There is an ongoing discussion about “hard edge” vs. “soft edge” camouflage. So let’s see what we’ve got here…
This ÖAF 10-ton truck sports a standard NATO three-tone camouflage, factory-applied and by-the-book. And then there is the box behind the cab… Looks like someone’s Tamiya tape came off during painting. The rear body might have been added to an existing chassis and painted to match the front.
This one looks somewhat freehanded. The demarcation between brown and green is especially interesting. Also note how badly the flat paint reacts to any kind of grease or oil.
Good tape job on this AFV Ulan. Or is this freehand?
Nope. You can literally feel the ridge where the paint bumped against whatever template was used.
Many modern vehicles have plastic bumpers, and the black ones are prone to massive discoloration due to sunlight.

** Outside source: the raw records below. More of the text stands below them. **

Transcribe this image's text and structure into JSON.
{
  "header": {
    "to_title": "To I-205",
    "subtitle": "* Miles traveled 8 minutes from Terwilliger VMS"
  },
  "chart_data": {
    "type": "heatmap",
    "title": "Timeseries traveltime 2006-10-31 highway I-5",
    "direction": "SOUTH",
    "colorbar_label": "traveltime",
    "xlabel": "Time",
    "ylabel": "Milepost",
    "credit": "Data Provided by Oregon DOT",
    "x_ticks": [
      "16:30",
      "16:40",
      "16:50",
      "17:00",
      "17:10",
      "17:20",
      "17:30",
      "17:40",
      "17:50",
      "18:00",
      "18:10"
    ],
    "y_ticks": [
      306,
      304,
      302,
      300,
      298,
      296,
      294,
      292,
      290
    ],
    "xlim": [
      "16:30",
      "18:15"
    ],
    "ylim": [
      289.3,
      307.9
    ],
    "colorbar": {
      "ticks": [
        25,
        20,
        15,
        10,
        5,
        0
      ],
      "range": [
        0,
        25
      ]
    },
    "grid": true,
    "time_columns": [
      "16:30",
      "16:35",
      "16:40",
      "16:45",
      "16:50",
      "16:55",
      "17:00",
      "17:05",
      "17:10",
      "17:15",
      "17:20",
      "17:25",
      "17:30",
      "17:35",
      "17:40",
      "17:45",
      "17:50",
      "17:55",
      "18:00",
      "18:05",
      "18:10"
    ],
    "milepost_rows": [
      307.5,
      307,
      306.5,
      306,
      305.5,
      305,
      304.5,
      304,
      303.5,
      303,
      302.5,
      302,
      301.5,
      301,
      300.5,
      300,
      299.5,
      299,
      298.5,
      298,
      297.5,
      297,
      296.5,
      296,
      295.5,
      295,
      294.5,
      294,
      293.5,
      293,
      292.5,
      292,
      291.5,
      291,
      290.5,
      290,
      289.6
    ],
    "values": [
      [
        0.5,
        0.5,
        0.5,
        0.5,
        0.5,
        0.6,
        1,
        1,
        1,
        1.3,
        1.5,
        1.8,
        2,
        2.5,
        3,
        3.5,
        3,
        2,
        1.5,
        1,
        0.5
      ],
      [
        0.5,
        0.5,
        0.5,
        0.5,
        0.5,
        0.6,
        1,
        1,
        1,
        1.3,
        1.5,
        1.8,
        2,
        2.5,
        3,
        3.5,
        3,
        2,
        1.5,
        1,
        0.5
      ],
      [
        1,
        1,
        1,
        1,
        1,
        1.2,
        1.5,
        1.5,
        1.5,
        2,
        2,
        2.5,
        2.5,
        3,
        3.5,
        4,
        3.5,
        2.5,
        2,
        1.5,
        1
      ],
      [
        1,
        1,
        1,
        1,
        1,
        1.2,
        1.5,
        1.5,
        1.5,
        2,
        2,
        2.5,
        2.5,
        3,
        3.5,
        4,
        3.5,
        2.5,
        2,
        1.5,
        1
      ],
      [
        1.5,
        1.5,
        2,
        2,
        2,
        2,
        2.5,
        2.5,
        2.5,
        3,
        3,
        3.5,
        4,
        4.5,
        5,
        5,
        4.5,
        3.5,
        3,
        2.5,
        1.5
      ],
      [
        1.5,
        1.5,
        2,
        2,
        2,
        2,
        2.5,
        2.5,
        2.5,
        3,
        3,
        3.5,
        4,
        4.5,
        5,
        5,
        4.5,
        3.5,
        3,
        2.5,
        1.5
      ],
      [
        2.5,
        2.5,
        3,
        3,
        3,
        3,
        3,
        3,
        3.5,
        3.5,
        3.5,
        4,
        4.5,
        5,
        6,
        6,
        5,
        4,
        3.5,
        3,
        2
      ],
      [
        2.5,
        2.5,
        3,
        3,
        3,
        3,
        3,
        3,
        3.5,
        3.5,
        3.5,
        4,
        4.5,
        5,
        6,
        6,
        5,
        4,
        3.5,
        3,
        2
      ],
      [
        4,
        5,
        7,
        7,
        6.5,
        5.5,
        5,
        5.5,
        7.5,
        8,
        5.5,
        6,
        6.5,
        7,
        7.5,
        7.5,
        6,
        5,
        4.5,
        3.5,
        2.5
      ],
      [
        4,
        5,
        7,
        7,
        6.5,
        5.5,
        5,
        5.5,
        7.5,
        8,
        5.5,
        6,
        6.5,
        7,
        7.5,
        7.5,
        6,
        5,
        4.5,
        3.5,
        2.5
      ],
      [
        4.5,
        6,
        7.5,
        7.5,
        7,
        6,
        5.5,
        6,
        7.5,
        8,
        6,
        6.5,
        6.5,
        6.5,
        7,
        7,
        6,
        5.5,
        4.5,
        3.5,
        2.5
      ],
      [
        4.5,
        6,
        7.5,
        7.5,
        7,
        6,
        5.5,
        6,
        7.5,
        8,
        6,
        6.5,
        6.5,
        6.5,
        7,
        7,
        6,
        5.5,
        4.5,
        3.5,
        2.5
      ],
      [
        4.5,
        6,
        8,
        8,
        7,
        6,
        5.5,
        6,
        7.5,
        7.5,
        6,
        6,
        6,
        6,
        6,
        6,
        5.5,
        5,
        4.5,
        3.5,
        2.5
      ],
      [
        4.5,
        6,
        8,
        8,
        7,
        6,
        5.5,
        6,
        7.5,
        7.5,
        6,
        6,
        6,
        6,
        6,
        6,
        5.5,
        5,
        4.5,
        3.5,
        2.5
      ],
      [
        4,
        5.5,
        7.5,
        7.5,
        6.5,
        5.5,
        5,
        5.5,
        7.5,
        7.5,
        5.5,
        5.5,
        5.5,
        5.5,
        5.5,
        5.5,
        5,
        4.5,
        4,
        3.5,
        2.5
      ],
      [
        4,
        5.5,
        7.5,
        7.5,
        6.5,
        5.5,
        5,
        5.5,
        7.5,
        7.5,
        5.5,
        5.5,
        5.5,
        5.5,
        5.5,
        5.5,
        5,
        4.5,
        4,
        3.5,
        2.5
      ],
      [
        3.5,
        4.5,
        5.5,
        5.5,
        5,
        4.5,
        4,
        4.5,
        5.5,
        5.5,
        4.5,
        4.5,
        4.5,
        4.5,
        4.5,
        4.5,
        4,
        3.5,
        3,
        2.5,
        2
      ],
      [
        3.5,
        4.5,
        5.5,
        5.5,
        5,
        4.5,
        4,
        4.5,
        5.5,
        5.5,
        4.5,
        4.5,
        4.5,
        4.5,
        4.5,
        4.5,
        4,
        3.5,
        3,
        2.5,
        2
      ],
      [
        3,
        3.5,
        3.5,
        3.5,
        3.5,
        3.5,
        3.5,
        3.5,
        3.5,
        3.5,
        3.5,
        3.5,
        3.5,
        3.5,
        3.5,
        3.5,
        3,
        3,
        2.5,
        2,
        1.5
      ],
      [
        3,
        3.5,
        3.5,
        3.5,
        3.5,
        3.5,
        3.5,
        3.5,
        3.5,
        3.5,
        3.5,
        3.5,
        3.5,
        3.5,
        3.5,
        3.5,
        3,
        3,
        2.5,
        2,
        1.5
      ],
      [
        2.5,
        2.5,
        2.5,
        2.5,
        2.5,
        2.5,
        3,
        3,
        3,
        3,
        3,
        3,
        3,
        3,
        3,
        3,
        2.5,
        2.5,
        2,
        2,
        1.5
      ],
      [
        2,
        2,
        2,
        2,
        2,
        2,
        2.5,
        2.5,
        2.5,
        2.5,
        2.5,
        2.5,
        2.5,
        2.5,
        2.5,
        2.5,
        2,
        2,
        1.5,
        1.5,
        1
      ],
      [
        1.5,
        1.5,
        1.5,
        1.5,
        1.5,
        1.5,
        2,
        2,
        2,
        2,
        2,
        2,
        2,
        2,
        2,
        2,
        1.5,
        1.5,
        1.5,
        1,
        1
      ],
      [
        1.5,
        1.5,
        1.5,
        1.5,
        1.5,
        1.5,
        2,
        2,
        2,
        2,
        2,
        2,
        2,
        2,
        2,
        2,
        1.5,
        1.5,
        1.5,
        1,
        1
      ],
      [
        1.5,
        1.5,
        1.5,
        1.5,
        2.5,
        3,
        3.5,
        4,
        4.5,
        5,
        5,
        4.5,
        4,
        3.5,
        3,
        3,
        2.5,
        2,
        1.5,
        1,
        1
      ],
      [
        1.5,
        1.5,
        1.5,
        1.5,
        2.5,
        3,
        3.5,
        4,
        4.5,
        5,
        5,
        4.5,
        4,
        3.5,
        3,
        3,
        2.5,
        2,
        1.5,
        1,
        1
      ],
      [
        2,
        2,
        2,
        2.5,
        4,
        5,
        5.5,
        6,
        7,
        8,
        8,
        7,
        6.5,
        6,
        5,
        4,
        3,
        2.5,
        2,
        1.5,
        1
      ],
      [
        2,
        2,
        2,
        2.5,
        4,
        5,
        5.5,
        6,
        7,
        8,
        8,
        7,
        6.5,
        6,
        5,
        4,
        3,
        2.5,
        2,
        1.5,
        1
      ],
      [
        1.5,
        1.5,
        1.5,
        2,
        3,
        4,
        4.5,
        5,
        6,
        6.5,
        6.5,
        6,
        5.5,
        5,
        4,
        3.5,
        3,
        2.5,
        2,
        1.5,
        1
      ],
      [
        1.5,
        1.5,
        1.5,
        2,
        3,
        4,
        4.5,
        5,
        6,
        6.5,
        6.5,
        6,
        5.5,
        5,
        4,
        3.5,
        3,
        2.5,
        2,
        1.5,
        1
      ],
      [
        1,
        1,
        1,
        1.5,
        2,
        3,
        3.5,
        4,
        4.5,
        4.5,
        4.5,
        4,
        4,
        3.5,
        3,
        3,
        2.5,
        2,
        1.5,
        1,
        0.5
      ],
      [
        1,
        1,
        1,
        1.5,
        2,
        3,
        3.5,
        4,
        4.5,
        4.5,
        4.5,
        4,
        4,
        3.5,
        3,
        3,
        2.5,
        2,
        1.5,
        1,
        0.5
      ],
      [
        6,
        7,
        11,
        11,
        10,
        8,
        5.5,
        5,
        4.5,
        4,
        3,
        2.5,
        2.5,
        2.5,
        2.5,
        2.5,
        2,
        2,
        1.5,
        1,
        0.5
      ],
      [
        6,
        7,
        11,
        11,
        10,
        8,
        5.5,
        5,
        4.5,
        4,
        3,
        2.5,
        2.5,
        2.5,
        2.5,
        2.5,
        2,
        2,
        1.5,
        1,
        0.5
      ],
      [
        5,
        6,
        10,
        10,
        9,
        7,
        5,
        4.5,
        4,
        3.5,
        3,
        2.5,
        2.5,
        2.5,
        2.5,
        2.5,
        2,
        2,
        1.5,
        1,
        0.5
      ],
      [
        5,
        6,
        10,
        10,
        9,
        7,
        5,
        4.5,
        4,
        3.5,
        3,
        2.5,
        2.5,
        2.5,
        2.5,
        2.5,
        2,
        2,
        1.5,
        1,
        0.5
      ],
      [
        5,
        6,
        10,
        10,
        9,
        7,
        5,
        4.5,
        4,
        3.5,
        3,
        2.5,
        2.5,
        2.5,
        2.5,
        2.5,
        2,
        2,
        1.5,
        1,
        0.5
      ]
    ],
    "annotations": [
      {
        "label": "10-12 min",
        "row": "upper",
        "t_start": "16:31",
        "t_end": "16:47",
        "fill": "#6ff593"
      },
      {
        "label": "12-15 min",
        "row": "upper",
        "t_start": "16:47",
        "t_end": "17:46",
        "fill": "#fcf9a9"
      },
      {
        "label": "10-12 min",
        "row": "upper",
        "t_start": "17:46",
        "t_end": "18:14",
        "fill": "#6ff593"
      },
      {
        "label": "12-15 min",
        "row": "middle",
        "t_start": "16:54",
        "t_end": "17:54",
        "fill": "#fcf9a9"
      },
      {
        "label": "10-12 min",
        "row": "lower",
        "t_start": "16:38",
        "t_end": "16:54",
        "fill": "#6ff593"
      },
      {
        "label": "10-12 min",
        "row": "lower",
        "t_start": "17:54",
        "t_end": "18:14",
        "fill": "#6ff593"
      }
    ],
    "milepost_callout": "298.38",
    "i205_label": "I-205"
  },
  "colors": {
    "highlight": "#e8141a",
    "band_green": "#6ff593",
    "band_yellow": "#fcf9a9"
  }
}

Compare the bumper to the frame around the headlights. They once used to be the same color.
Things get bumped around in military service. And when they got bumped around enough, someone will be there to paint over the bruises.
Side shots of an ATF Dingo 2. The rough texture of the armor plating scratches easily, and again the flat paint does not respond too kindly to grubby fingers.
Fine chipping and not-so-fine brush work on a truck. Proves the point that paint chips “can never be too small”.
Splashes, yay! Not sure what is going on here, as the rest of this vehicle was spotless.
This part has something for everyone. To reproduce all this, you could easily use four different techniques.
They almost got away with hiding the rust…
… but not quite.
This truck seems to have been repainted a number of times. Note how the aluminium hooks chip, but do not rust – if you want to keep it realistic, you need to know what the real thing is made of.
Now this is some corrosion control. One wonders if the poor guy counted the rivets while painting around them.
Same here. Looks like the old RAL paint was used to cover the rivets on this NATO Green vehicle.
A rigid hull boat, looking as if a bunch of toddlers tested their crayons on it.
A shiny new small excavator…
… as long as you do not look too close.
The same vehicle, its business end having seen some work.
Suddenly, a tarp. This one has been rolled up for some time, leaving a distinct dirt line.
Finally. Some thoughts on all this.
A model maker whose opinions I really respect tends to lose it when people start talking about “over-weathered” or “under-weathered” models. In his view, there is only good or bad storytelling. I could not agree more. When you know what story you want your model to tell, you will know what to do, and you will know if and how much you want to weather it.
It is your model, and you should do with it whatever you like. This article is not meant to say you need to add wear and tear to your model in order to live a happy life. On the other hand, if you just got started with weathering, these images might give you an idea what you can do with your model to help it tell its story.